The DTRA 2022 Annual Meeting focused on the measures being taken to stabilize the core of decentralized research. We featured regulators from three different regions each discussing their work and challenges in stabilizing decentralized research within agencies including expectations of upcoming guidance. We also featured 5 different pharma sponsors each presenting their internal strategies for decentralized research being normalized in their organizations. Several sessions began to explore new and emerging models for research sites and we expect this topic to remain important in 2023 alongside related themes of investigator site oversight and quality assurance.
The research ecosystem continues to invest in decentralized approaches for the goals of improving participation (representation, experience, access) as well as resilience (to ensure trial continuity in unpredictable environments). We are also seeing many sponsors incorporating decentralized methods in to their environmental and sustainability goals, as decentralization can help support reduced burden of trials on the planet.

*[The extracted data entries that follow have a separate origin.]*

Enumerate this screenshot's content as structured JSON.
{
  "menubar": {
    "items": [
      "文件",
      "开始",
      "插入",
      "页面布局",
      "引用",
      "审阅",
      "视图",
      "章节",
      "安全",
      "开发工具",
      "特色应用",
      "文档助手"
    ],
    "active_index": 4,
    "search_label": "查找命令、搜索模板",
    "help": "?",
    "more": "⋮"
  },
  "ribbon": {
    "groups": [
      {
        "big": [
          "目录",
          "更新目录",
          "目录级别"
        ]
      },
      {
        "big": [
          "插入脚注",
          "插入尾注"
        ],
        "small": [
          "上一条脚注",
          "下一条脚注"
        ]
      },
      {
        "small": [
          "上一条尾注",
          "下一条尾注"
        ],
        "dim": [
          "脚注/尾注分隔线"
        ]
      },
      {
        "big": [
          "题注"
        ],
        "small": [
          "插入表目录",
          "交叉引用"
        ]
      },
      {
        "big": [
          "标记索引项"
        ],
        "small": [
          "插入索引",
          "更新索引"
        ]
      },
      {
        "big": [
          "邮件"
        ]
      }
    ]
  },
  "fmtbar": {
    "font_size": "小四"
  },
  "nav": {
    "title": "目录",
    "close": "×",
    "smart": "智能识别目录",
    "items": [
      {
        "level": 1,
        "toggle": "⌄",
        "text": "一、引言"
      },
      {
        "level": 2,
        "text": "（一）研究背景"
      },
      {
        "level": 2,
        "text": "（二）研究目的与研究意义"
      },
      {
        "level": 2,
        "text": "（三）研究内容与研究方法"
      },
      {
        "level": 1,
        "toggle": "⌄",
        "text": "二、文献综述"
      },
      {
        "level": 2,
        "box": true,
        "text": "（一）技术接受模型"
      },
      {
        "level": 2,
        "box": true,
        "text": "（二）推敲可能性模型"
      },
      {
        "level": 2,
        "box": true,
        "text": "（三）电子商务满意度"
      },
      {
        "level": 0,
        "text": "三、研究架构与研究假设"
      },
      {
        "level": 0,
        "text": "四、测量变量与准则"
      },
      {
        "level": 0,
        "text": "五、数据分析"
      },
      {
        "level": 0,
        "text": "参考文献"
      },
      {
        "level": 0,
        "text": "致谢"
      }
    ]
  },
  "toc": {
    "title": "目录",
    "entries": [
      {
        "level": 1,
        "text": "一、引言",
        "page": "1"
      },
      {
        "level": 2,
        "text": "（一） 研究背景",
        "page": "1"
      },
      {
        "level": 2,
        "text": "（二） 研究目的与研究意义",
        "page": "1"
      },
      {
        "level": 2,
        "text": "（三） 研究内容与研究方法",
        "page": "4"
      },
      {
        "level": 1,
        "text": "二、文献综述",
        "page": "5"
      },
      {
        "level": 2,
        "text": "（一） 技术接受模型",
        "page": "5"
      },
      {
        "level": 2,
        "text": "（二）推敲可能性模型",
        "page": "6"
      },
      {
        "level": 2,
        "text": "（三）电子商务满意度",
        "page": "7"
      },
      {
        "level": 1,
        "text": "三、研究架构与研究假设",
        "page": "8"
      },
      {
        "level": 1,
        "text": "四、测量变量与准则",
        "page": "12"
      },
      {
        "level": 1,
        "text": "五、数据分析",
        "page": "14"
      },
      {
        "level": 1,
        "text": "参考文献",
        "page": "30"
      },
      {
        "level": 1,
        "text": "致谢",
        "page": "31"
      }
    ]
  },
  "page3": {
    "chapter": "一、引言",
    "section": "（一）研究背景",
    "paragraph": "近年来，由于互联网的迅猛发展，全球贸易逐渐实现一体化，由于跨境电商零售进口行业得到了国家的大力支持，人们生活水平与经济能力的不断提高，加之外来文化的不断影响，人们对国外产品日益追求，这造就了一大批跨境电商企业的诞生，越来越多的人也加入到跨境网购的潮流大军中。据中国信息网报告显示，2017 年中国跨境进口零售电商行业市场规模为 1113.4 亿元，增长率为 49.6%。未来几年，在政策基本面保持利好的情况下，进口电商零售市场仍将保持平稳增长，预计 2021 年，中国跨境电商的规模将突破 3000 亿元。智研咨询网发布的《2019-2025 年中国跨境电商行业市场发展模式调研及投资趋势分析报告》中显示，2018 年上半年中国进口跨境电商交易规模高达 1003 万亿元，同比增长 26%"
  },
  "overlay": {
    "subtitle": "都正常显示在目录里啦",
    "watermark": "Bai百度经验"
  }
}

DTRA will evolve to meet the dynamic needs of the research community on the journey to normalizing decentralized methods across all studies. Our shared goal is that we will no longer discuss “decentralized” but that these tools will simply become a part of our process of designing and planning all studies. Ultimately, the vast majority of trials in the portfolio will be able to include some decentralized solutions – some including many or all approaches – and that together we will make research more equitable, accessible, and sustainable.